With network investments in a lull, infrastructure spot renovations are more common than teardowns and rebuilds. These spot upgrades are melding new technologies with legacy infrastructure and creating a need for linking leading-edge high-speed technologies with legacy protocols. This creates situations not yet defined or approved by an industry standards body. Fixed solutions are ill-equipped to handle these situations, as they have neither sufficient intelligent glue logic nor the field-upgradeability to incorporate a newly approved standard. For example, engineers are faced with the challenge of how to rapidly mesh ubiquitous Ethernet LANs with long-haul optical links and high-bandwidth network processors that use the System Physical Interface 4 Phase 2 (SPI-4.2).
Through the use of flexible bridging technologies, the existing optical infrastructure can support today's data-heavy traffic patterns. These bridge designs strive to use as much existing technology, protocols, interfaces, chips, and intellectual property as possible. And a field-programmable gate array (FPGA) intellectual-property core can add the final touches such as packet framing, jumbo packet support, flow control and remote system configuration. Ultimately, this technology leveraging extends the existing infrastructure life span and allows new features without overly taxing unavailable corporate investment.
One common example is the need to connect Ethernet to Sonet. As 10-Gigabit Ethernet is not yet commonplace, we will consider an interface between an OC-192 (10 Gbits/second) Sonet port and 10 ports of Gigabit Ethernet. On the Ethernet side would reside a Gigabit Ethernet transceiver and a Gigabit Ethernet media access controller (MAC). The MAC completes the physical- to link-layer conversion and presents the data through an SPI-4.2 interface. On the Sonet side is an optical transceiver and an optical framer. This also presents an SPI-4.2 interface, but there is significant bridging technology needed between these two SPI-4.2 interfaces.
An FPGA is best suited for housing this bridging technology. The level of wire-speed throughput required demands we use an FPGA or ASIC implementation, rather than a CPU or digital signal processor (DSP). The upgradeable feature requirement, as well as the ASIC's high upfront cost, determines our choice should be an FPGA.
Continuing with the desire to use off-the-shelf technologies wherever possible, we can look for a vendor with a standard design for the packet-over-Sonet Level 4 interface (POS-PHY 4), which is the basis for the SPI-4.2 standard. Interfacing the two POS-PHY cores can require custom FPGA intellectual-property core development for key areas such as packet framing, jumbo packets and flow control.
First, let's look at packet framing. Two major submodules need to be designed within the FPGA core. An Ethernet-to-Sonet multiplexer handles the multiplexing or interleaving of packets in the ingress direction. A Sonet-to-Ethernet demultiplexer handles the egress direction where packets are redistributed to the correct port.
During the multiplexing process, two important factors need to be considered. First, while combining multiple Ethernet ports into a single Sonet port, an additional routing header must be inserted.

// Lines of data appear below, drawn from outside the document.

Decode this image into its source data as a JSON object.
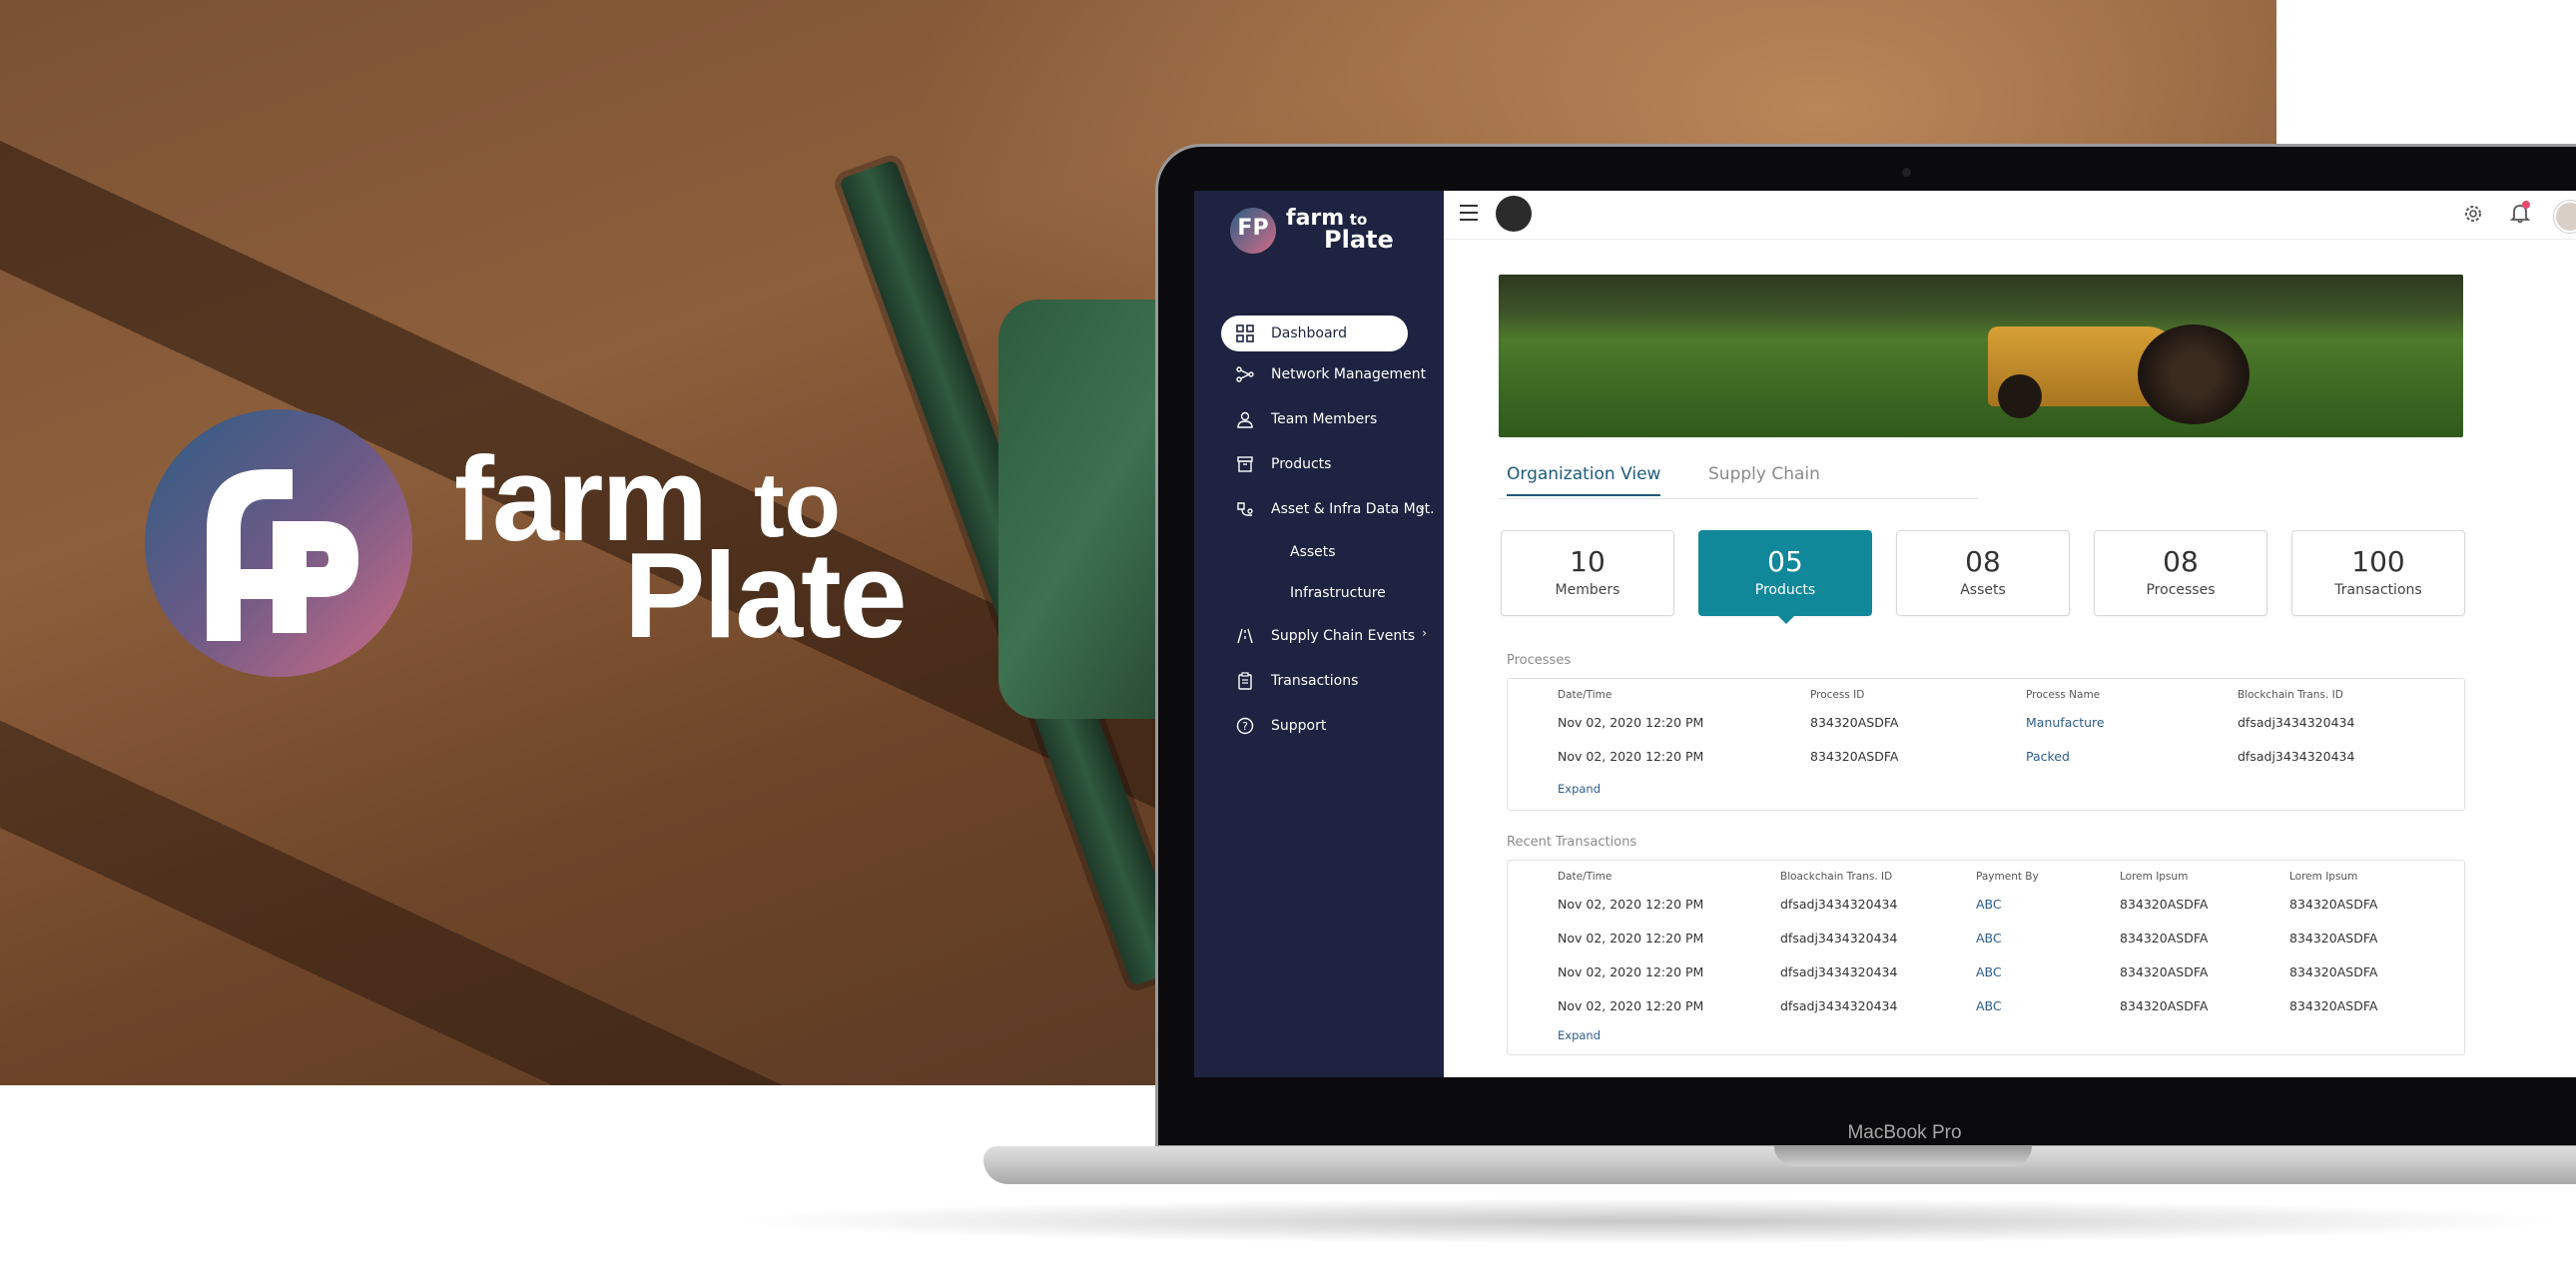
{
  "brand": {
    "hero_word_1": "farm",
    "hero_word_2": "to",
    "hero_word_3": "Plate",
    "logo_letters": "FP",
    "laptop_label": "MacBook Pro",
    "colors": {
      "sidebar": "#1d2340",
      "accent": "#11879a",
      "link": "#2d5c8c",
      "tab_active": "#1e5a7a"
    }
  },
  "sidebar": {
    "items": [
      {
        "label": "Dashboard",
        "icon": "grid-icon",
        "active": true
      },
      {
        "label": "Network Management",
        "icon": "network-icon"
      },
      {
        "label": "Team Members",
        "icon": "team-icon"
      },
      {
        "label": "Products",
        "icon": "box-icon"
      },
      {
        "label": "Asset & Infra Data Mgt.",
        "icon": "asset-icon",
        "expanded": true
      },
      {
        "label": "Supply Chain Events",
        "icon": "road-icon"
      },
      {
        "label": "Transactions",
        "icon": "clipboard-icon"
      },
      {
        "label": "Support",
        "icon": "help-icon"
      }
    ],
    "sub_items": [
      "Assets",
      "Infrastructure"
    ]
  },
  "tabs": [
    "Organization View",
    "Supply Chain"
  ],
  "stats": [
    {
      "value": "10",
      "label": "Members"
    },
    {
      "value": "05",
      "label": "Products",
      "selected": true
    },
    {
      "value": "08",
      "label": "Assets"
    },
    {
      "value": "08",
      "label": "Processes"
    },
    {
      "value": "100",
      "label": "Transactions"
    }
  ],
  "processes": {
    "title": "Processes",
    "headers": [
      "Date/Time",
      "Process ID",
      "Process Name",
      "Blockchain Trans. ID"
    ],
    "rows": [
      [
        "Nov 02, 2020 12:20 PM",
        "834320ASDFA",
        "Manufacture",
        "dfsadj3434320434"
      ],
      [
        "Nov 02, 2020 12:20 PM",
        "834320ASDFA",
        "Packed",
        "dfsadj3434320434"
      ]
    ],
    "expand": "Expand"
  },
  "transactions": {
    "title": "Recent Transactions",
    "headers": [
      "Date/Time",
      "Bloackchain Trans. ID",
      "Payment By",
      "Lorem Ipsum",
      "Lorem Ipsum"
    ],
    "rows": [
      [
        "Nov 02, 2020 12:20 PM",
        "dfsadj3434320434",
        "ABC",
        "834320ASDFA",
        "834320ASDFA"
      ],
      [
        "Nov 02, 2020 12:20 PM",
        "dfsadj3434320434",
        "ABC",
        "834320ASDFA",
        "834320ASDFA"
      ],
      [
        "Nov 02, 2020 12:20 PM",
        "dfsadj3434320434",
        "ABC",
        "834320ASDFA",
        "834320ASDFA"
      ],
      [
        "Nov 02, 2020 12:20 PM",
        "dfsadj3434320434",
        "ABC",
        "834320ASDFA",
        "834320ASDFA"
      ]
    ],
    "expand": "Expand"
  }
}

This header contains the destination port ID, and is used on the demux side to route the packet to the appropriate port.
Another challenge is managing running disparity, which requires that an even number of 1s and 0s be transmitted to avoid a dc offset that can lead to corrupted data on fiber. Both of these concerns are addressed with the use of the Generic Framing Procedure (GFP). This procedure establishes a standard method for adding an additional routing header, as well as the 8-bit to 10-bit (8B/10B) data conversion to manage running disparity.
Support for jumbo packets, while not required, is another feature to consider. Ethernet traffic has been using 1,500-byte frame sizes since about 1980. However, with increasing speeds and bandwidth there is an advantage in moving to larger sizes. For example, it has been calculated for Transmission Control Protocol (TCP) networks that larger segment sizes significantly increase throughput. A standard growing in popularity uses 9,000-byte frame sizes, chosen to handle 8-kbyte pages. Thus, new technologies being brought to market should consider jumbo packet support as a design requirement.

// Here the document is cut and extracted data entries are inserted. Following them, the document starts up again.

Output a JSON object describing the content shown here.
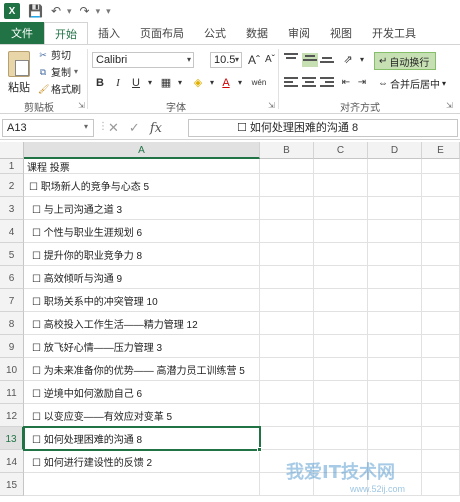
{
  "app": {
    "logo_text": "X"
  },
  "ribbon_tabs": [
    "文件",
    "开始",
    "插入",
    "页面布局",
    "公式",
    "数据",
    "审阅",
    "视图",
    "开发工具"
  ],
  "clipboard": {
    "paste": "粘贴",
    "cut": "剪切",
    "copy": "复制",
    "format_painter": "格式刷",
    "group_label": "剪贴板"
  },
  "font": {
    "name": "Calibri",
    "size": "10.5",
    "bold": "B",
    "italic": "I",
    "underline": "U",
    "font_color_glyph": "A",
    "phonetic": "wén",
    "group_label": "字体"
  },
  "alignment": {
    "wrap_text": "自动换行",
    "merge_center": "合并后居中",
    "group_label": "对齐方式"
  },
  "formula_bar": {
    "name_box": "A13",
    "fx": "fx",
    "value": "☐  如何处理困难的沟通 8"
  },
  "sheet": {
    "columns": [
      "A",
      "B",
      "C",
      "D",
      "E"
    ],
    "selected_column": "A",
    "selected_row": "13",
    "rows": [
      {
        "num": "1",
        "text": "课程  投票"
      },
      {
        "num": "2",
        "text": "☐ 职场新人的竞争与心态 5"
      },
      {
        "num": "3",
        "text": "☐ 与上司沟通之道 3"
      },
      {
        "num": "4",
        "text": "☐ 个性与职业生涯规划 6"
      },
      {
        "num": "5",
        "text": "☐ 提升你的职业竞争力 8"
      },
      {
        "num": "6",
        "text": "☐ 高效倾听与沟通 9"
      },
      {
        "num": "7",
        "text": "☐ 职场关系中的冲突管理 10"
      },
      {
        "num": "8",
        "text": "☐ 高校投入工作生活——精力管理 12"
      },
      {
        "num": "9",
        "text": "☐ 放飞好心情——压力管理 3"
      },
      {
        "num": "10",
        "text": "☐ 为未来准备你的优势—— 高潜力员工训练营 5"
      },
      {
        "num": "11",
        "text": "☐ 逆境中如何激励自己 6"
      },
      {
        "num": "12",
        "text": "☐ 以变应变——有效应对变革 5"
      },
      {
        "num": "13",
        "text": "☐ 如何处理困难的沟通 8"
      },
      {
        "num": "14",
        "text": "☐ 如何进行建设性的反馈 2"
      },
      {
        "num": "15",
        "text": ""
      }
    ]
  },
  "watermark": {
    "text": "我爱IT技术网",
    "sub": "www.52ij.com"
  },
  "colors": {
    "excel_green": "#217346",
    "wrap_highlight": "#c6e0b4"
  }
}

The key effect of this requirement is an increase in memory demands. In considering an FPGA implementation, 10 channels of Gigabit Ethernet traffic with 9-kbyte buffering can quickly overrun even the largest FPGA resources. But flexible memory architectures are available in newer FPGAs. By designing a memory arbiter that manages a shared FIFO structure and allocates blocks of paged memory dynamically, it is possible to avoid allocating dedicated memory for each port. With this arbitration scheme, the total memory requirement is cut in half.

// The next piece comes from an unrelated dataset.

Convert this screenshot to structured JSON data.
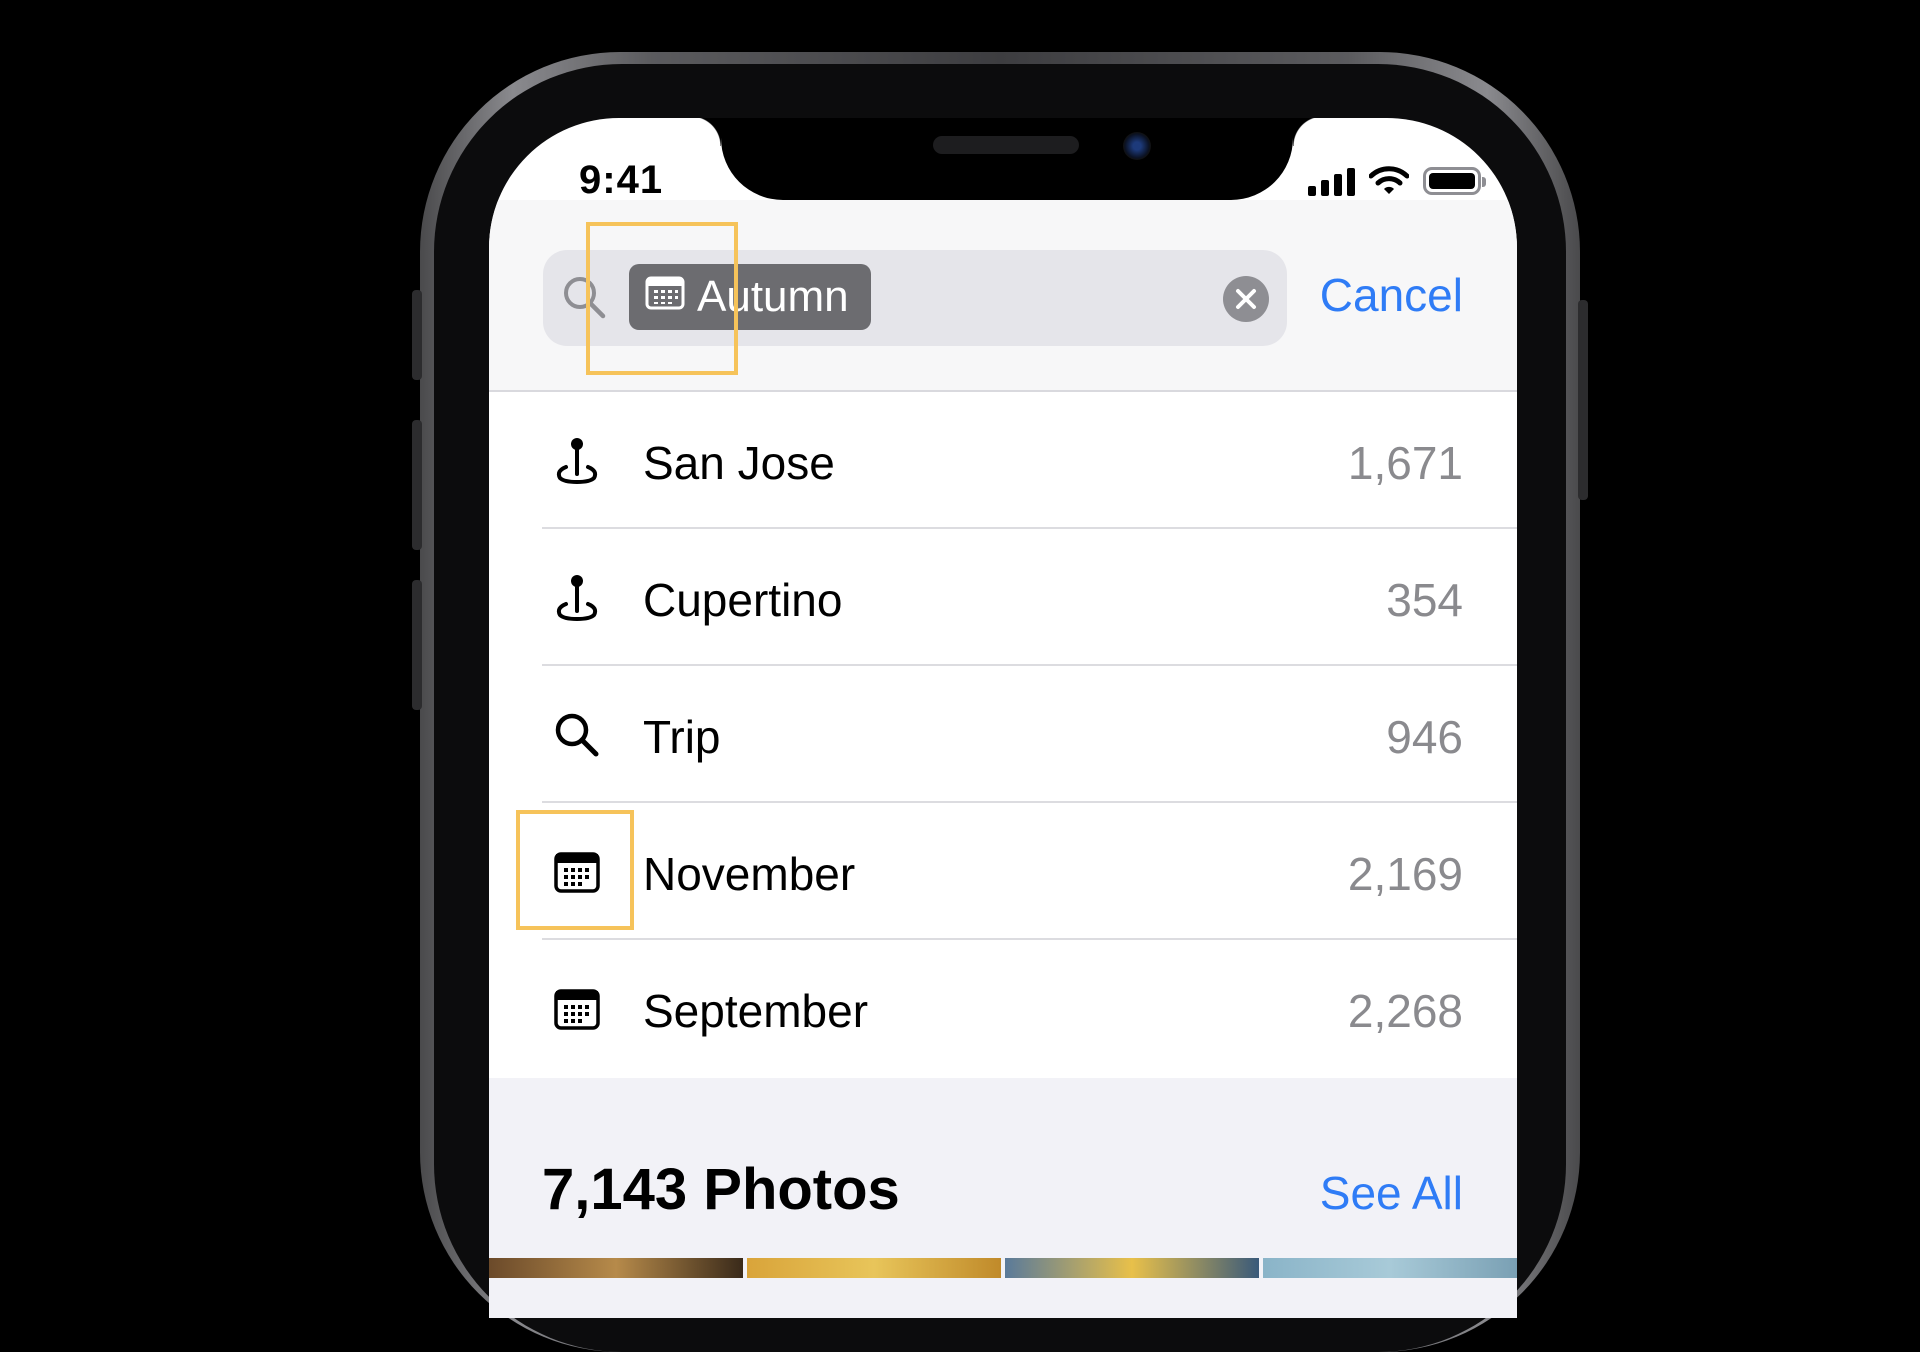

A further feature enhancement to be considered is packet-over-Sonet flow control. Through the use of control packets embedded in the Sonet traffic, the end-of-line condition is known at all times. Individual channels can then be paused to avoid data overflows and dropped packets. Features such as flow control and jumbo packet support do introduce additional complexities and engineering, though they also represent potential for product and price differentiation.